Si nous souffrons encore, si nous connaissons la mort, c’est toujours dû à ce Corps unique auquel nous appartenons. Chacun a sa part dans le combat contre le mal et contre les tentations, et aussi dans la victoire définitive du Christ.

Il est à noter que les tentations que propose l’Esprit mauvais à Jésus, comportent toutes des vérités. C’est vrai que Jésus peut changer des pierres en pains, qu’Il peut se laisser tomber du haut du temple, et qu’Il est destiné à être le Roi unique de tous les peuples de la terre. Mais c’est à condition que tout concoure à l’édification du Royaume de Dieu, à la conversion de tous les hommes, à la victoire du Bien sur le Mal, tandis qu’en l’occurrence Jésus n’aurait cédé que pour sa propre utilité, et ne se serait par là soumis qu’au Tentateur, et non à Son Père Tout-puissant, qui lui avait confié une bien différente mission : faire de lui “la lumière des nations” (Is 42:6, cf. lecture pour le Baptême de Notre Seigneur).

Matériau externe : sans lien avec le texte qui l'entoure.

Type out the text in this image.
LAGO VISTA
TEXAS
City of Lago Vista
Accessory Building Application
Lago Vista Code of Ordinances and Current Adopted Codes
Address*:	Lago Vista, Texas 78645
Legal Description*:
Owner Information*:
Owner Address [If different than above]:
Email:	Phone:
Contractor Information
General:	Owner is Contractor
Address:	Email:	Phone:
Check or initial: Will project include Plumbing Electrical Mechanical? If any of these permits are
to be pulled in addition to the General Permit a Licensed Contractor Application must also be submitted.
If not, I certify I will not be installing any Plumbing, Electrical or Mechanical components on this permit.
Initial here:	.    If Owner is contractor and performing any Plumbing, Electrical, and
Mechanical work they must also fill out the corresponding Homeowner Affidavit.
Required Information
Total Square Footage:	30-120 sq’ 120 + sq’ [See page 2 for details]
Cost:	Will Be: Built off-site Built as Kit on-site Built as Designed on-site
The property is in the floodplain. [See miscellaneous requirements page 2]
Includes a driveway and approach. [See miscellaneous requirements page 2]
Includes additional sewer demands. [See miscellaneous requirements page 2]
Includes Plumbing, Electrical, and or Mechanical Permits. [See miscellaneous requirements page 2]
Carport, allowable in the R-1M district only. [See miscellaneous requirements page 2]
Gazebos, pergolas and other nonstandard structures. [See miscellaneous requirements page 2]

On n’ose pas penser que peut-être Jésus “aurait pu” suivre les suggestions du Tentateur. Certes, l’humanité de Jésus était faible, puisqu’Il l’avait prise de nous, par sa sainte Mère ; mais cette humanité ne devait pas pécher, justement pour qu’elle retrouvât sa dignité perdue. Et la première voie par laquelle Jésus redonnait à cette humanité sa dignité, c’était l’humilité. Humilité dans sa naissance, humilité dans sa vie cachée à Nazareth, humilité en recevant le baptême de Jean, humilité en souffrant la faim au désert, humilité en combattant le Démon orgueilleux.

Jésus a vaincu par sa douceur. Nous lisions dernièrement les Béatitudes : “Heureux les doux : ils seront maîtres de la terre.”